“I want to show that I am not afraid of the Taliban,” Mohammad Zaman declared as he cast his ballot in a southern suburb of the Afghan capital.
The 50-year-old was first in line to vote in Kart-e-Naw as Afghans lined up to take part in the nation’s parliamentary election, defying threats by the hardline Islamist rebels to wage attacks on polling day.
“I am voting because I want to show that the Taliban threat won’t stop us participating in the election,” he said.
Police were carrying out body searches at checkpoints across Kabul following a rocket attack on NATO headquarters in the capital and some other areas of the war-wracked country.
A massive security operation is in place for the vote, with more than 2,500 candidates vying for the 249 seats up for grabs in the second parliamentary election since the Taliban was toppled in the 2001 US-led invasion.
In Ghazni City, capital of the province of the same name south of Kabul, NATO helicopters patrolled the skies, an AFP reporter said.

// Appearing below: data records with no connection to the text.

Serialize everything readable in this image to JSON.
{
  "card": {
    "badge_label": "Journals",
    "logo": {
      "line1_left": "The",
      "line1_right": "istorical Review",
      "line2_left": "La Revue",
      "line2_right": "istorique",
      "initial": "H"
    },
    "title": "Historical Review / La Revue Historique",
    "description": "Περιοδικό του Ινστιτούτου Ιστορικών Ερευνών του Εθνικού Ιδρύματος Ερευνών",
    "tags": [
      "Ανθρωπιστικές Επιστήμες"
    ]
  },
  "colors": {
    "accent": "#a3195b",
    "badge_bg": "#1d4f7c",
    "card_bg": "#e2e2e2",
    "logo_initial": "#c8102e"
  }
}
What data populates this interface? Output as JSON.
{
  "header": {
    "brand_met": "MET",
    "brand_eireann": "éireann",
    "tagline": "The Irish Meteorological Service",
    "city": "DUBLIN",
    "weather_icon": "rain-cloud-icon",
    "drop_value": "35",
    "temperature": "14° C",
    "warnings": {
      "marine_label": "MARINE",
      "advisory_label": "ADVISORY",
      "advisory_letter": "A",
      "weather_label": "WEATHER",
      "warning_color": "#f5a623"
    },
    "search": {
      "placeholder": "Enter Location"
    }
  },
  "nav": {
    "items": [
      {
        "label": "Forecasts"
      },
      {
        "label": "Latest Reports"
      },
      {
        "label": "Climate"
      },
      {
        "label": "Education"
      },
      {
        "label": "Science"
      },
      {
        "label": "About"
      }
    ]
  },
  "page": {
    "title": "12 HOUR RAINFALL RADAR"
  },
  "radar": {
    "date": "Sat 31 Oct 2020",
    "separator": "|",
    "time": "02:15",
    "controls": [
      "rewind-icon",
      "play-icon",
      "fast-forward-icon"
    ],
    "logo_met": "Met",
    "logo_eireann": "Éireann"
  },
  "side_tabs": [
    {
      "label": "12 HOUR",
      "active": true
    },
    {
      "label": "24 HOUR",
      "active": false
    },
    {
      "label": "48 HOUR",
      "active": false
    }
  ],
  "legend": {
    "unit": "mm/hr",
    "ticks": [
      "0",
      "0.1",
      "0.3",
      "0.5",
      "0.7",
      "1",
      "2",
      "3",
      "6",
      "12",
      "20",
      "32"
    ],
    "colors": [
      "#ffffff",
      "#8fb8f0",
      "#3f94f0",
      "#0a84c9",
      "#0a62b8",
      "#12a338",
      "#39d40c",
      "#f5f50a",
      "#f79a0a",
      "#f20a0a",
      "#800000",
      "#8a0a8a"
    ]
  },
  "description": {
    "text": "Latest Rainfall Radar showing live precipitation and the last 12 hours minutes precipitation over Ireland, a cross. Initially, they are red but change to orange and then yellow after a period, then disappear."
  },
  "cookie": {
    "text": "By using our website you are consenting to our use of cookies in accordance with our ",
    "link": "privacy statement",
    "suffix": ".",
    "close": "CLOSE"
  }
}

Voting centers opened on time, but few people ventured out within the first hour of polling, the reporter said.
Afghan authorities have said that 63,000 soldiers and 52,000 police had been deployed to protect the election after the Taliban threatened to attack polling centers, election workers and security forces.
NATO, which along with the US has a force of 144,000 troops fighting the Taliban, has said it would be on standby in case of emergencies.

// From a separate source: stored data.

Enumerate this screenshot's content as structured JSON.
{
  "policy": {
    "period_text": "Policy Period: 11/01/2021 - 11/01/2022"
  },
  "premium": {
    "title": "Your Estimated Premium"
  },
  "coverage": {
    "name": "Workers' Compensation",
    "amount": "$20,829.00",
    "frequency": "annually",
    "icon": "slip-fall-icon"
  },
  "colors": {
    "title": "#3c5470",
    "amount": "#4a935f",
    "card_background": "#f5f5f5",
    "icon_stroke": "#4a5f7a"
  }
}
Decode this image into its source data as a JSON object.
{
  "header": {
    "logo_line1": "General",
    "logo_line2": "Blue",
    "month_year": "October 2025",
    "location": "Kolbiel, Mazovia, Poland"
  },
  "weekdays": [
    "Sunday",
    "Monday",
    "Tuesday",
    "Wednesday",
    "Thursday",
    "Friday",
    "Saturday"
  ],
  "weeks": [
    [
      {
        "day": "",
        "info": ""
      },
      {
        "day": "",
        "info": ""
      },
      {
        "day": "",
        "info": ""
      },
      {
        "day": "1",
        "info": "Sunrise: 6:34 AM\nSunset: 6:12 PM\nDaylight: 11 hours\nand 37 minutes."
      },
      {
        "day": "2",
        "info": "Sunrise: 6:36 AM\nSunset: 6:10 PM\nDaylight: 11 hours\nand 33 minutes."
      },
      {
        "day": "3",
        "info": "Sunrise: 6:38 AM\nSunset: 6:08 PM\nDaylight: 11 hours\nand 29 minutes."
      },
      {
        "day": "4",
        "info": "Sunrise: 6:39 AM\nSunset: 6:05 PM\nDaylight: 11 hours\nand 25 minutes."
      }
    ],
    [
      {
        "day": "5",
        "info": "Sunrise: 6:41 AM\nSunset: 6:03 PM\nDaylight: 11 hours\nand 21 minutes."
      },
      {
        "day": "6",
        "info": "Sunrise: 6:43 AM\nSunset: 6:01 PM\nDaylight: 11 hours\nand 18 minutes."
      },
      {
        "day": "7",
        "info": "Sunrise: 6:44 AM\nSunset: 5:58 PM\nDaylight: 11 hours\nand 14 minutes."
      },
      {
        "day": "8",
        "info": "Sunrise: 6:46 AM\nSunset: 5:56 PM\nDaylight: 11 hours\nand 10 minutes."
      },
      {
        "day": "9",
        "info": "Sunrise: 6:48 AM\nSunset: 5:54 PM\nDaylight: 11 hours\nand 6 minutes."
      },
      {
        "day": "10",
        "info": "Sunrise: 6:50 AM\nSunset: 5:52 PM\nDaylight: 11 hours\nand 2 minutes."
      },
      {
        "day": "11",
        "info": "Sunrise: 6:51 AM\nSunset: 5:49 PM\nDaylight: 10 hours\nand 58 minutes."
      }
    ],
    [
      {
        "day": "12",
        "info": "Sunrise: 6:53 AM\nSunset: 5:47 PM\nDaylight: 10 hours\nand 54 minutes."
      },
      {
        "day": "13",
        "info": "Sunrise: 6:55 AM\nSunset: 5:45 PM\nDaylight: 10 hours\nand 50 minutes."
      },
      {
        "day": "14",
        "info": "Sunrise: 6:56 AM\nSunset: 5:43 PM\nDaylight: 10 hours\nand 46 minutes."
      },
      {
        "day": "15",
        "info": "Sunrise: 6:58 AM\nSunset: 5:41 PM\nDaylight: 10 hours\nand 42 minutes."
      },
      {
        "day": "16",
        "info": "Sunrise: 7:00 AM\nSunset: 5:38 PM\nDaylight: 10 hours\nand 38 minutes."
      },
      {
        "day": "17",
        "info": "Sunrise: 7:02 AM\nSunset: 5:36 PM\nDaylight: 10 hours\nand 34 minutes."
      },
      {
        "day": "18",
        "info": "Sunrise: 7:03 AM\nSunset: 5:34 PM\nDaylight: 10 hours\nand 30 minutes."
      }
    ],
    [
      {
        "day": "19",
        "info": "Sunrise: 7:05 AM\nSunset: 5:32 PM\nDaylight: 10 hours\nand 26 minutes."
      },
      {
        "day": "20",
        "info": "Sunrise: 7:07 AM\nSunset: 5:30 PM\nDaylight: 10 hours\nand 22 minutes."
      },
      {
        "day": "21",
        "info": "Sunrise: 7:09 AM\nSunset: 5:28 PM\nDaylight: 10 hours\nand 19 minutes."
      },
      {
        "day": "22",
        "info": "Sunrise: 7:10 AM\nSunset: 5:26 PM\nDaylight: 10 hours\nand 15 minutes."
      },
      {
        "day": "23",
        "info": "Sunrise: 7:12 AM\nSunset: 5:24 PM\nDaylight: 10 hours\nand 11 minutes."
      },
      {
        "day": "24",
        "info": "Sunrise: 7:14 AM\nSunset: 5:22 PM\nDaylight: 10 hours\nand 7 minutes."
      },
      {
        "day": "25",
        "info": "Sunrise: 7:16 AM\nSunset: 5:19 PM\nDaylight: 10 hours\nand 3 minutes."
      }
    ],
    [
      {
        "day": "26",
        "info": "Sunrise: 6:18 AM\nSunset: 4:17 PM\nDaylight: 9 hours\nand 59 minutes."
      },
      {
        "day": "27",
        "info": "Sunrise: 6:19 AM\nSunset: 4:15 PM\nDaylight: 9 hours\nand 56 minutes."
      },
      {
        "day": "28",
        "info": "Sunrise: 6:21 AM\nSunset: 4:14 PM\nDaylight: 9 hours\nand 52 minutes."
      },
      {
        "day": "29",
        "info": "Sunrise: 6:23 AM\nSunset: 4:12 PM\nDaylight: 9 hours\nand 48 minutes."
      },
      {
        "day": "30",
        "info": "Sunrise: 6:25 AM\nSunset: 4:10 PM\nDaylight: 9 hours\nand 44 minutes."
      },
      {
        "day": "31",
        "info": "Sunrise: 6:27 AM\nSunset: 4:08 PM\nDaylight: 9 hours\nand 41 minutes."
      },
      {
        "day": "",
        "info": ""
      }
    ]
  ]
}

In Jalalabad, capital of Nangarhar Province where Taliban influence has been intensifying in recent months, voters came out early to some centers.
Turnout began as a slow trickle after police said six rockets were fired on the city, though there was no report of damage or casualties.
An AFP reporter in Jalalabad said checkpoints had been set up at regular intervals on the city’s roads, with police stopping vehicles to perform body searches.
Those who did come to vote early said lawlessness and corruption were the main issues that concerned them.
“I want corruption to be rooted out,” Fairoz Khan, 67, said referring to the rampant graft that taints virtually every aspect of Afghan public life.
“I am here to use my vote in the hope that it will help build rule of law and the better implementation of law. It’s a sense of national responsibility which brings me here to vote,” Khan said.
An operation in Kunduz against militants led by coalition troops was under way, provincial Governor Mohammad Omar said.
“They killed five militants, two were wounded and one was arrested alive,” he said.
Insurgents also attacked a polling center on Friday 10km from the city center, although they were repelled by Afghan police and soldiers with no casualties, he said.
Few people were seen at polling centers in Kunduz City, the provincial capital, following the firing of “a few rockets over the city” before dawn, deputy provincial police chief Abdul Rehman Aqtash said.
In the south, all roads into and throughout Kandahar City — one of the most volatile in the country and the spiritual capital of the Taliban movement — were closed to traffic, residents said.